Барабаны осени - стр. 90
Я проснулась перед самым рассветом. Тело ломило от сна на твердых досках. Тихо плескалась вода, покачивая нашу лодку, – мимо проплывало какое-то судно. Джейми, почувствовав мое движение, перевернулся и в полусне прижал меня к груди, а затем что-то пробормотал и вопросительно потянул за подол скомкавшейся юбки.
– Стоять, – буркнула я, отпихивая его руку. – Ты что, забыл, где мы?
С берега доносились крики Иэна и лай Ролло. Мальчишка с псом носились туда-сюда. Кто-то шуршал в каюте, кашлял и сплевывал; наверняка на палубу вот-вот выйдет капитан Фриман.
– Ох. – Кажется, теперь Джейми проснулся. – Точно. Жаль.
Он обхватил мою грудь ладонями и медленно прижался всем телом, намекая о том, чего я сейчас лишаюсь.

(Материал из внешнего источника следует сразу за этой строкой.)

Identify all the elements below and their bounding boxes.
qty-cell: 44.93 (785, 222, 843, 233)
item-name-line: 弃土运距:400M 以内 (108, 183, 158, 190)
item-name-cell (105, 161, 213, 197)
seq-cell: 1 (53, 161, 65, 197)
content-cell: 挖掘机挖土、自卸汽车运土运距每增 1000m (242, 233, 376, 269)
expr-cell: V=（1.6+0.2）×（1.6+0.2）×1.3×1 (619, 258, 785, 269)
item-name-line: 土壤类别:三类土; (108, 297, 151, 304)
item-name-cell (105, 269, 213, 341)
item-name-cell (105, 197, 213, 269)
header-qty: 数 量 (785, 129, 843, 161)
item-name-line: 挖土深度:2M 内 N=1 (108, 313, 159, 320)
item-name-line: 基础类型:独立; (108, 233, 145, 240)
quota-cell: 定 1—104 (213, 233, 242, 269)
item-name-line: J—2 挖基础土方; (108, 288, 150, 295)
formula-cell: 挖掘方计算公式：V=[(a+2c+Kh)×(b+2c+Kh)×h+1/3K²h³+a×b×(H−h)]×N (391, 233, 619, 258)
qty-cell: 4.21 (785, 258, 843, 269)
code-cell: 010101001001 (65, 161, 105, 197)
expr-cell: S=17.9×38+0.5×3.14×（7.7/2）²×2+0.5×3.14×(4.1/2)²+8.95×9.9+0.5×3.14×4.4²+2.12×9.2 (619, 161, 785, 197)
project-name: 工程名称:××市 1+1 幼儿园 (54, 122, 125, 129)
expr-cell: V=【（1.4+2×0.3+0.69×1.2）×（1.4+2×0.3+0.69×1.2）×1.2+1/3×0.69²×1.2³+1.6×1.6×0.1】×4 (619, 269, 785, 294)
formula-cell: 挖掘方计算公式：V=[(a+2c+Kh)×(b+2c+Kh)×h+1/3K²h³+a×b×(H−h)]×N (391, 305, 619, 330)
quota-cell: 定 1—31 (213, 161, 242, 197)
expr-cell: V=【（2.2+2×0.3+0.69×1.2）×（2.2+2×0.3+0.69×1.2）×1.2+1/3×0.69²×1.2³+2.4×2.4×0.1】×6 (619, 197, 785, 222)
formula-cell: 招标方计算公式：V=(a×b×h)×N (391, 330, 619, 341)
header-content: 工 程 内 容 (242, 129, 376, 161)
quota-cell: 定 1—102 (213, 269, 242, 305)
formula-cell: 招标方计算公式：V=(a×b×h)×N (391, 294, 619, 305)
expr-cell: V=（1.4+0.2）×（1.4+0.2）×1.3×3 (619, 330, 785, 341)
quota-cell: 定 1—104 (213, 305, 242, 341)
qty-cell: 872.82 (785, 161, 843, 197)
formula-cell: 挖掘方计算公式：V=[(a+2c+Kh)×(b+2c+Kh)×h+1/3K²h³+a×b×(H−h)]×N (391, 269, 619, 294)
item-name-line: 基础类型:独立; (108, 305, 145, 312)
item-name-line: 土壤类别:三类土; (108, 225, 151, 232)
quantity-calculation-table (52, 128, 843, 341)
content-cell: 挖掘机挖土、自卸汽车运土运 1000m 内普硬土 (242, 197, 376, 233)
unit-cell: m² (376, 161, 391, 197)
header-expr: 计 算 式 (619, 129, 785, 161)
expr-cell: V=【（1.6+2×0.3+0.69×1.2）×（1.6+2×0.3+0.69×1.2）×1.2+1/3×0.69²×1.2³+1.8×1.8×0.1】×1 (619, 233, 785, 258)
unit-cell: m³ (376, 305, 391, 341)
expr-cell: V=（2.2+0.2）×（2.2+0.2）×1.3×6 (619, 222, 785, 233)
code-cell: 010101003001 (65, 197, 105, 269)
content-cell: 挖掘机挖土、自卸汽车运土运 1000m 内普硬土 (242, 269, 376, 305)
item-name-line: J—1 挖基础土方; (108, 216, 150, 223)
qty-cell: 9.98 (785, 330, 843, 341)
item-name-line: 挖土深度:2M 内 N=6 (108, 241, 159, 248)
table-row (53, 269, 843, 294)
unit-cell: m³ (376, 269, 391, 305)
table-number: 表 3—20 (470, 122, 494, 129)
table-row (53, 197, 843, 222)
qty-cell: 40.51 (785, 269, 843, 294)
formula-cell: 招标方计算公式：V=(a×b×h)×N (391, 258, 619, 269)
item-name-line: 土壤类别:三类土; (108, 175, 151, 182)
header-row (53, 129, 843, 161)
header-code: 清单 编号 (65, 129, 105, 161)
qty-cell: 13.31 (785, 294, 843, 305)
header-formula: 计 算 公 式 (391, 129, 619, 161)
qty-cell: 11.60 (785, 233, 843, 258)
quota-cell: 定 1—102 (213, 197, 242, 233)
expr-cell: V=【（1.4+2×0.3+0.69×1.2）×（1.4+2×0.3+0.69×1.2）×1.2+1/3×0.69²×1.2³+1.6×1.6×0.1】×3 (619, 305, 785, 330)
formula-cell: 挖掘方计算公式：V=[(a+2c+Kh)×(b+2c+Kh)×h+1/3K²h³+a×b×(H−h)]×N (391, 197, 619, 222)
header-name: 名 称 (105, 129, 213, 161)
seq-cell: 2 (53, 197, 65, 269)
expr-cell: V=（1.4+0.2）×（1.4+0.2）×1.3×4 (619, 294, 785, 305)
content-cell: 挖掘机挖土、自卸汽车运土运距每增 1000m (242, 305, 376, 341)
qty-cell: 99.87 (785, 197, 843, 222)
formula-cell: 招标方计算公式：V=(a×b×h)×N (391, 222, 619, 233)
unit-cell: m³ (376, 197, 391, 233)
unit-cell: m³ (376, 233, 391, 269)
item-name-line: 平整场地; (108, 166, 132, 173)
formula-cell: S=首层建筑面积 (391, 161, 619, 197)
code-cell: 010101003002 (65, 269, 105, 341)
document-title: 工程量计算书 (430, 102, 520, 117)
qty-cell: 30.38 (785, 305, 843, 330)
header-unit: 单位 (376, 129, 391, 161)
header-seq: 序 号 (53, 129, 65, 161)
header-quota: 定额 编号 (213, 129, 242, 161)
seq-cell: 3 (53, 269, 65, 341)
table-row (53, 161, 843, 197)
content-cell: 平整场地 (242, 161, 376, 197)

– Ладно, – наконец сказал он. – Foeda est in coitu, да?
– Что?
– Foeda ist in coitu breois voluptas, – услужливо процитировал Джейми. – Et taedat Veneiis statim peractae. Грязное удовольствие длится краткий миг, а потом мы тут же раскаиваемся.

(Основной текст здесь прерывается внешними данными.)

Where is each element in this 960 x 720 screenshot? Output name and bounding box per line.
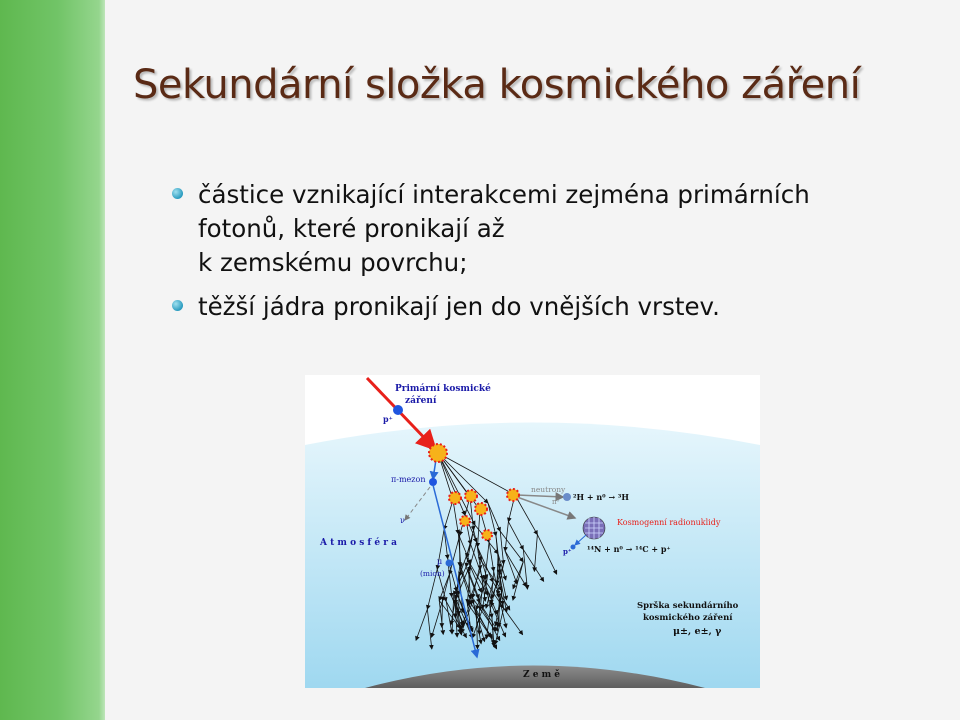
neutrons-label: neutrony — [531, 485, 566, 494]
shower-diagram — [305, 375, 760, 688]
muon-label: μ — [437, 557, 443, 566]
deuterium-icon — [563, 493, 571, 501]
interaction-burst-icon — [449, 492, 461, 504]
deuterium-reaction: ²H + n⁰ → ³H — [573, 492, 629, 502]
bullet-line: fotonů, které pronikají až — [198, 214, 505, 243]
bullet-icon — [172, 188, 183, 199]
muon-note: (mion) — [420, 569, 445, 578]
cosmic-ray-shower-figure — [305, 375, 760, 688]
interaction-burst-icon — [460, 516, 470, 526]
muon-icon — [446, 560, 453, 567]
bullet-line: k zemskému povrchu; — [198, 248, 468, 277]
atmosphere-area — [305, 423, 760, 689]
atmosphere-label: A t m o s f é r a — [320, 538, 397, 548]
neutron-label: n⁰ — [552, 498, 560, 506]
interaction-burst-icon — [507, 489, 519, 501]
shower-label: kosmického záření — [643, 613, 733, 623]
interaction-burst-icon — [482, 530, 492, 540]
earth-label: Z e m ě — [523, 670, 560, 680]
nitrogen-reaction: ¹⁴N + n⁰ → ¹⁴C + p⁺ — [587, 544, 671, 554]
bullet-item — [170, 290, 910, 324]
cosmogenic-label: Kosmogenní radionuklidy — [617, 518, 721, 527]
interaction-burst-icon — [465, 490, 477, 502]
primary-label: záření — [405, 396, 437, 406]
pion-label: π-mezon — [391, 475, 426, 484]
neutrino-label: ν — [400, 516, 405, 525]
shower-label: Sprška sekundárního — [637, 601, 739, 611]
primary-label: Primární kosmické — [395, 384, 491, 394]
interaction-burst-icon — [429, 444, 447, 462]
bullet-line: částice vznikající interakcemi zejména primárních — [198, 180, 810, 209]
side-accent-bar — [0, 0, 105, 720]
proton-label: p⁺ — [383, 414, 393, 424]
bullet-item — [170, 178, 910, 280]
shower-particles: μ±, e±, γ — [673, 626, 722, 637]
slide-title: Sekundární složka kosmického záření — [133, 62, 861, 108]
pion-icon — [429, 478, 437, 486]
proton2-label: p⁺ — [563, 547, 572, 556]
bullet-list — [170, 178, 910, 334]
bullet-icon — [172, 300, 183, 311]
bullet-line: těžší jádra pronikají jen do vnějších vrstev. — [198, 292, 720, 321]
interaction-burst-icon — [475, 503, 487, 515]
proton-icon — [393, 405, 403, 415]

Я глянула на доски под нами.
– Ну, насчет грязи, пожалуй, соглашусь…
– Да плевать на нее, саксоночка, – перебил меня Джейми, хмуро наблюдая, как Иэн перевесился через борт и громко подбадривал плывущего Ролло. – А вот краткий миг… – На меня он посмотрел уже одобрительно, оценив мой растрепанный вид. – Но время я найду.
Вспомнив классику с утра, Джейми решил заняться ею и днем. Я же листала тетрадь Дэниела Роулингса, одновременно увлекательную, познавательную и ужасающую.

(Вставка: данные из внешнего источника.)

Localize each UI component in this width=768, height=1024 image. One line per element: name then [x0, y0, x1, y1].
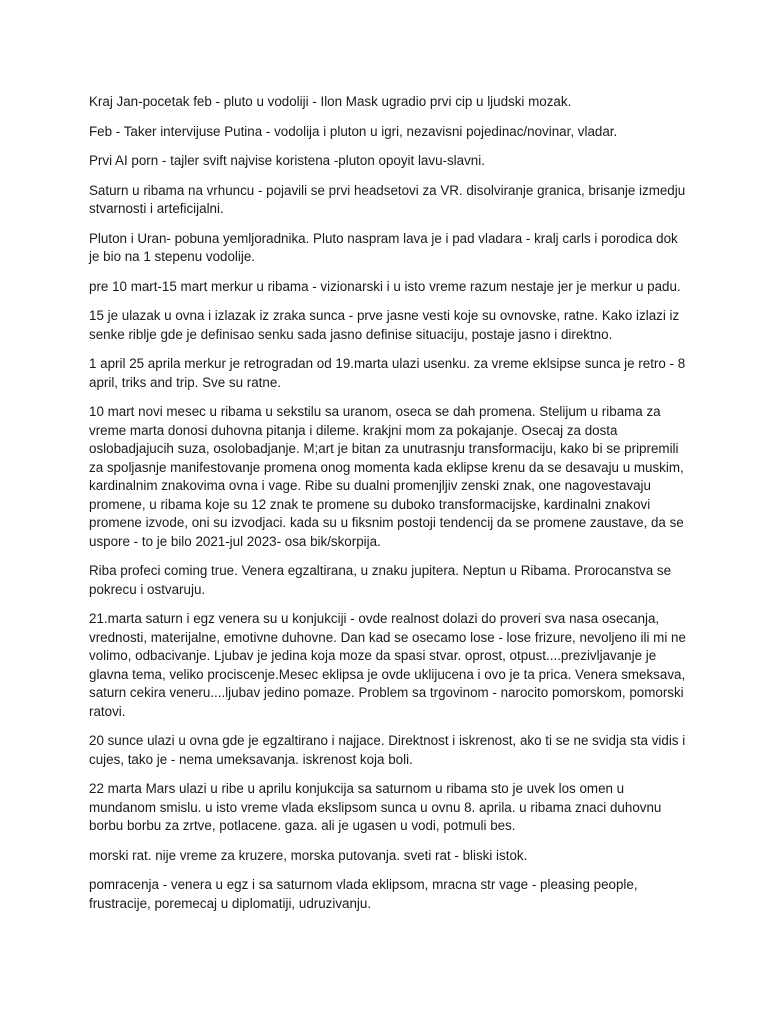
- paragraph: Pluton i Uran- pobuna yemljoradnika. Pluto naspram lava je i pad vladara - kralj carls i porodica dok je bio na 1 stepenu vodolije.: [89, 230, 678, 264]
- paragraph: 20 sunce ulazi u ovna gde je egzaltirano i najjace. Direktnost i iskrenost, ako ti se ne svidja sta vidis i cujes, tako je - nema umeksavanja. iskrenost koja boli.: [89, 733, 686, 767]
- paragraph: 1 april 25 aprila merkur je retrogradan od 19.marta ulazi usenku. za vreme eklsipse sunca je retro - 8 april, triks and trip. Sve su ratne.: [89, 356, 686, 390]
- paragraph: 22 marta Mars ulazi u ribe u aprilu konjukcija sa saturnom u ribama sto je uvek los omen u mundanom smislu. u isto vreme vlada ekslipsom sunca u ovnu 8. aprila. u ribama znaci duhovnu borbu borbu za zrtve, potlacene. gaza. ali je ugasen u vodi, potmuli bes.: [89, 781, 662, 833]
- paragraph: Saturn u ribama na vrhuncu - pojavili se prvi headsetovi za VR. disolviranje granica, brisanje izmedju stvarnosti i arteficijalni.: [89, 182, 686, 216]
- paragraph: pre 10 mart-15 mart merkur u ribama - vizionarski i u isto vreme razum nestaje jer je merkur u padu.: [89, 278, 681, 294]
- paragraph: Prvi AI porn - tajler svift najvise koristena -pluton opoyit lavu-slavni.: [89, 153, 485, 168]
- paragraph: Riba profeci coming true. Venera egzaltirana, u znaku jupitera. Neptun u Ribama. Prorocanstva se pokrecu i ostvaruju.: [89, 563, 672, 597]
- paragraph: pomracenja - venera u egz i sa saturnom vlada eklipsom, mracna str vage - pleasing people, frustracije, poremecaj u diplomatiji, udruzivanju.: [89, 877, 638, 911]
- paragraph: Kraj Jan-pocetak feb - pluto u vodoliji - Ilon Mask ugradio prvi cip u ljudski mozak.: [89, 94, 572, 109]
- paragraph: 15 je ulazak u ovna i izlazak iz zraka sunca - prve jasne vesti koje su ovnovske, ratne. Kako izlazi iz senke riblje gde je definisao senku sada jasno definise situaciju, postaje jasno i direktno.: [89, 308, 680, 342]
- paragraph: morski rat. nije vreme za kruzere, morska putovanja. sveti rat - bliski istok.: [89, 847, 528, 863]
- paragraph: Feb - Taker intervijuse Putina - vodolija i pluton u igri, nezavisni pojedinac/novinar, vladar.: [89, 123, 618, 139]
- paragraph: 10 mart novi mesec u ribama u sekstilu sa uranom, oseca se dah promena. Stelijum u ribama za vreme marta donosi duhovna pitanja i dileme. krakjni mom za pokajanje. Osecaj za dosta oslobadjajucih suza, osolobadjanje. M;art je bitan za unutrasnju transformaciju, kako bi se pripremili za spoljasnje manifestovanje promena onog momenta kada eklipse krenu da se desavaju u muskim, kardinalnim znakovima ovna i vage. Ribe su dualni promenjljiv zenski znak, one nagovestavaju promene, u ribama koje su 12 znak te promene su duboko transformacijske, kardinalni znakovi promene izvode, oni su izvodjaci. kada su u fiksnim postoji tendencij da se promene zaustave, da se uspore - to je bilo 2021-jul 2023- osa bik/skorpija.: [89, 404, 684, 549]
- paragraph: 21.marta saturn i egz venera su u konjukciji - ovde realnost dolazi do proveri sva nasa osecanja, vrednosti, materijalne, emotivne duhovne. Dan kad se osecamo lose - lose frizure, nevoljeno ili mi ne volimo, odbacivanje. Ljubav je jedina koja moze da spasi stvar. oprost, otpust....prezivljavanje je glavna tema, veliko prociscenje.Mesec eklipsa je ovde uklijucena i ovo je ta prica. Venera smeksava, saturn cekira veneru....ljubav jedino pomaze. Problem sa trgovinom - narocito pomorskom, pomorski ratovi.: [89, 611, 686, 719]
- document-body: [89, 93, 689, 924]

Краем уха я слышала, как Джейми ритмично выговаривает строки на древнегреческом. Я уже их слышала – отрывок из «Одиссеи». Джейми вдруг замер на восходящей интонации.
– А-а… – протянул Иэн.
– Что там дальше?
– Э-э…
– Еще раз, – нетерпеливо сказал Джейми. – Внимательнее, юноша. Я распинаюсь не для того, чтобы самого себя послушать.
Он начал снова, и отточенные, ровные строки оживали на его устах. Может, он читал этот отрывок и не ради самого себя, зато я наслаждалась. Греческого я не знала, но мерные слоги и мягкий, глубокий голос убаюкивал, как плеск воды о борт.
Неохотно смирившись с присутствием племянника, Джейми всерьез взялся за воспитание мальчишки. В редкие минуты отдыха он обучал – или пытался обучать – Иэна основам греческой и латинской грамматики, гонял его по математике и разговорному французскому.
К счастью, хотя бы математические законы Иэн усваивал так же легко, как и его дядя. Стену каюты за моей спиной уже покрывали доказательства евклидовых теорем, начерченные угольком. С языками дело обстояло куда хуже.
Джейми был прирожденным полиглотом. Он на лету схватывал языки и диалекты, улавливая в речи идиомы, как гончая – запах лисицы среди полей. Вдобавок он изучал классическую литературу в Парижском университете. И хотя временами он не соглашался с некоторыми римскими философами, Гомера и Вергилия он любил, как лучших друзей.